To the Editor:—
Klein et al. 1recently presented two cases of continuous perineural infusion of local anesthetics for the treatment of prolonged postoperative pain in an ambulatory setting. These cases deserve the following comments.
1. Patients undergoing outpatient procedures deserve the same level of care as if they had remained in the hospital. In our practice, in which continuous perineural infusions are frequently used for total joint replacements (shoulder, ankle, hip, and knee), catheters are evaluated at least once a day to verify that they provide the expected sensory block and that the site is clear and there is no leaking, inflammation, or infection. We typically prefer approaches that allow a direct visual inspection of the site. For this reason, we favor the use of a lateral approach 2rather than the posterior approach chosen by Klein et al. 1for continuous infusions at the popliteal fossa. We also insist on removing these catheters ourselves. Transferring the responsibility for the care of these catheters to the patient seems to be inappropriate. After discharge, many patients undergoing same-day surgery are home alone for extended periods of time.
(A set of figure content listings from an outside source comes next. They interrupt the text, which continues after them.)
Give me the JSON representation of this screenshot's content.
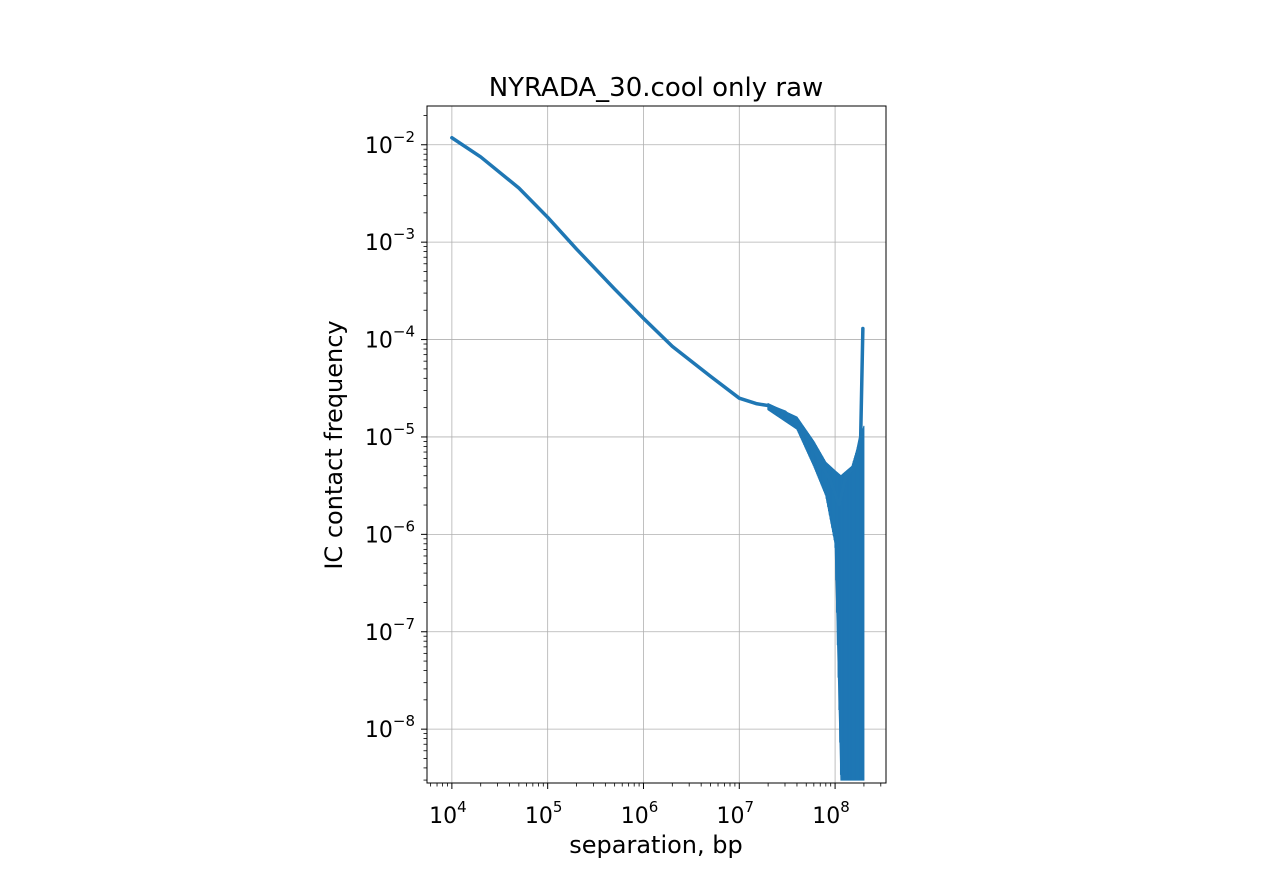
{
  "chart_data": {
    "type": "line",
    "title": "NYRADA_30.cool only raw",
    "xlabel": "separation, bp",
    "ylabel": "IC contact frequency",
    "xscale": "log",
    "yscale": "log",
    "xlim": [
      5500,
      340000000
    ],
    "ylim": [
      2.8e-09,
      0.025
    ],
    "grid": true,
    "x_ticks": [
      {
        "base": "10",
        "exp": "4",
        "value": 10000
      },
      {
        "base": "10",
        "exp": "5",
        "value": 100000
      },
      {
        "base": "10",
        "exp": "6",
        "value": 1000000
      },
      {
        "base": "10",
        "exp": "7",
        "value": 10000000
      },
      {
        "base": "10",
        "exp": "8",
        "value": 100000000
      }
    ],
    "y_ticks": [
      {
        "base": "10",
        "exp": "−2",
        "value": 0.01
      },
      {
        "base": "10",
        "exp": "−3",
        "value": 0.001
      },
      {
        "base": "10",
        "exp": "−4",
        "value": 0.0001
      },
      {
        "base": "10",
        "exp": "−5",
        "value": 1e-05
      },
      {
        "base": "10",
        "exp": "−6",
        "value": 1e-06
      },
      {
        "base": "10",
        "exp": "−7",
        "value": 1e-07
      },
      {
        "base": "10",
        "exp": "−8",
        "value": 1e-08
      }
    ],
    "series": [
      {
        "color": "#1f77b4",
        "points": [
          [
            10000,
            0.0118
          ],
          [
            20000,
            0.0075
          ],
          [
            50000,
            0.0036
          ],
          [
            100000,
            0.0018
          ],
          [
            200000,
            0.00085
          ],
          [
            500000,
            0.00033
          ],
          [
            1000000,
            0.000165
          ],
          [
            2000000,
            8.5e-05
          ],
          [
            5000000,
            4.2e-05
          ],
          [
            10000000,
            2.5e-05
          ],
          [
            15000000,
            2.2e-05
          ],
          [
            20000000,
            2.1e-05
          ],
          [
            30000000,
            1.8e-05
          ],
          [
            50000000,
            1.1e-05
          ],
          [
            70000000,
            5.5e-06
          ],
          [
            90000000,
            3.5e-06
          ],
          [
            110000000,
            2e-06
          ],
          [
            130000000,
            4e-06
          ],
          [
            160000000,
            5e-06
          ],
          [
            185000000,
            1e-05
          ],
          [
            195000000,
            0.00013
          ]
        ],
        "noise_band": [
          [
            20000000,
            1.9e-05,
            2.2e-05
          ],
          [
            40000000,
            1.2e-05,
            1.6e-05
          ],
          [
            60000000,
            5e-06,
            9e-06
          ],
          [
            80000000,
            2.5e-06,
            5.5e-06
          ],
          [
            100000000,
            8e-07,
            4.5e-06
          ],
          [
            115000000,
            3e-09,
            4e-06
          ],
          [
            150000000,
            3e-09,
            5e-06
          ],
          [
            200000000,
            3e-09,
            1.3e-05
          ]
        ]
      }
    ]
  }
}
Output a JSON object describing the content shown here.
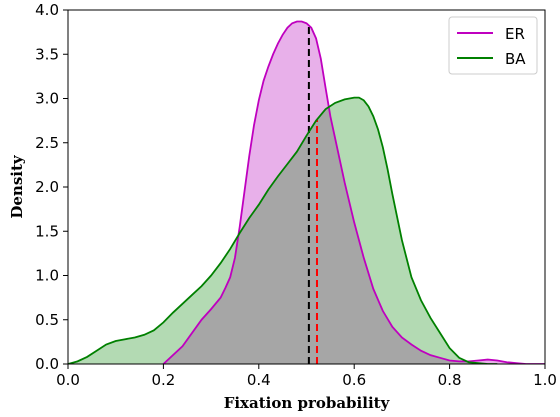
{
  "chart_data": {
    "type": "area",
    "xlabel": "Fixation probability",
    "ylabel": "Density",
    "xlim": [
      0.0,
      1.0
    ],
    "ylim": [
      0.0,
      4.0
    ],
    "xticks": [
      "0.0",
      "0.2",
      "0.4",
      "0.6",
      "0.8",
      "1.0"
    ],
    "yticks": [
      "0.0",
      "0.5",
      "1.0",
      "1.5",
      "2.0",
      "2.5",
      "3.0",
      "3.5",
      "4.0"
    ],
    "grid": false,
    "legend_position": "top-right",
    "overlap_color": "#a6a6a6",
    "series": [
      {
        "name": "ER",
        "color": "#bf00bf",
        "fill": "#e8b0ea",
        "mean": 0.505,
        "mean_line_color": "#000000",
        "x": [
          0.2,
          0.24,
          0.28,
          0.3,
          0.32,
          0.33,
          0.34,
          0.35,
          0.36,
          0.37,
          0.38,
          0.39,
          0.4,
          0.41,
          0.42,
          0.43,
          0.44,
          0.45,
          0.46,
          0.47,
          0.48,
          0.49,
          0.5,
          0.51,
          0.52,
          0.53,
          0.54,
          0.55,
          0.56,
          0.57,
          0.58,
          0.6,
          0.62,
          0.64,
          0.66,
          0.68,
          0.7,
          0.72,
          0.74,
          0.76,
          0.78,
          0.8,
          0.82,
          0.84,
          0.86,
          0.88,
          0.9,
          0.92,
          0.94,
          0.96,
          1.0
        ],
        "y": [
          0.0,
          0.2,
          0.5,
          0.62,
          0.75,
          0.86,
          0.98,
          1.2,
          1.55,
          1.95,
          2.35,
          2.7,
          2.98,
          3.2,
          3.36,
          3.5,
          3.62,
          3.72,
          3.8,
          3.85,
          3.87,
          3.87,
          3.85,
          3.8,
          3.68,
          3.45,
          3.12,
          2.8,
          2.55,
          2.3,
          2.05,
          1.6,
          1.2,
          0.85,
          0.6,
          0.42,
          0.3,
          0.22,
          0.15,
          0.1,
          0.07,
          0.04,
          0.03,
          0.03,
          0.04,
          0.05,
          0.04,
          0.02,
          0.01,
          0.0,
          0.0
        ]
      },
      {
        "name": "BA",
        "color": "#008000",
        "fill": "#b3dab3",
        "mean": 0.522,
        "mean_line_color": "#ff0000",
        "x": [
          0.0,
          0.02,
          0.04,
          0.06,
          0.08,
          0.1,
          0.12,
          0.14,
          0.16,
          0.18,
          0.2,
          0.22,
          0.24,
          0.26,
          0.28,
          0.3,
          0.32,
          0.34,
          0.36,
          0.38,
          0.4,
          0.42,
          0.44,
          0.46,
          0.48,
          0.5,
          0.52,
          0.54,
          0.56,
          0.58,
          0.6,
          0.61,
          0.62,
          0.63,
          0.64,
          0.65,
          0.66,
          0.67,
          0.68,
          0.7,
          0.72,
          0.74,
          0.76,
          0.78,
          0.8,
          0.82,
          0.84,
          0.86,
          0.88,
          0.9
        ],
        "y": [
          0.0,
          0.03,
          0.08,
          0.15,
          0.22,
          0.26,
          0.28,
          0.3,
          0.33,
          0.38,
          0.47,
          0.58,
          0.68,
          0.78,
          0.88,
          1.0,
          1.14,
          1.3,
          1.48,
          1.65,
          1.8,
          1.97,
          2.12,
          2.26,
          2.4,
          2.58,
          2.75,
          2.88,
          2.95,
          2.99,
          3.01,
          3.01,
          2.98,
          2.91,
          2.8,
          2.65,
          2.45,
          2.2,
          1.92,
          1.4,
          0.98,
          0.72,
          0.52,
          0.35,
          0.18,
          0.07,
          0.02,
          0.01,
          0.0,
          0.0
        ]
      }
    ]
  }
}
Because confusion is one of the early symptoms of local anesthetic toxicity, one can question whether the patient or a significant other could qualify as a proper substitute to a trained healthcare professional. Several telephone calls from a trained healthcare professional and follow-up visits represent the minimum postoperative involvement.
2. Local anesthetics are intrinsically toxic; therefore, they should always be used at the minimum effective dose. The use of a device that allows an infusion at a rate of only 10 ml/h obviously does not allow any adjustment. In contrast, there are ambulatory pumps that offer variable basal rate combined with a patient-control analgesia (Sorenson Medical, West Jordon, UT). These patient-controlled analgesia pumps allow us to use smaller rates of infusion at which local anesthetics are administered and to adapt to any additional patient needs.
3. The technique described does not allow confirmation that the catheter was properly positioned in the first patient. By injecting 30 ml ropivacaine, 0.5%, before introduction of the catheter, the authors induced motor and sensory blocks that lasted long after the patient’s discharge. The second patient was more lucky; although the pump was connected 7 h after the initial bolus injection, she remained in the hospital long enough for verification that the infusion of 0.2% ropivacaine at a rate of 10 ml/h may have produced the desired sensory block. Given the potential local anesthetic toxicity and the possible complications of the perineural infusion techniques, it is important to confirm the intensity of the sensory block before discharge. The authors may want to consider using the technique described by Ayers and Enneking, 3which is based on an initial injection of 3 to 4 ml local anesthetic solutions using the introducing needle, followed by catheter placement and injection of the remaining volume of local anesthetic through the catheter. With this technique, it is possible to verify that the catheter is well-positioned before the patient’s discharge.
4. Like the authors, we also perform popliteal blocks for patients undergoing similar surgery. Although in the past we preferred the use of the single-injection techniques, we are evaluating continuous infusions for outpatient surgery. However, independent of the technique, our protocol includes calling the patient the day of and a week after surgery to verify the absence of complications and the quality of postoperative pain control.
5. It is of special interest to recognize that the sensory sapheneous nerve blocks (without continuous infusion) were effective for 24 and 23 h, respectively. Because 0.5% ropivacaine produced a block of similar duration in the sciatic and femoral territories, is it possible that the benefits were mostly a result of the initial bolus injection? Last, after confirmation from B. Braun Medical, Inc. (Bethlehem, PA), we would like to mention that this company did not manufacture 100-mm insulated needles, but rather 89-mm insulated needles.
In our opinion, the appropriate approach for ambulatory perineural infusion should include the use of an electronic pump with patient-controlled analgesia and, most importantly, close monitoring of the patient by a trained professional.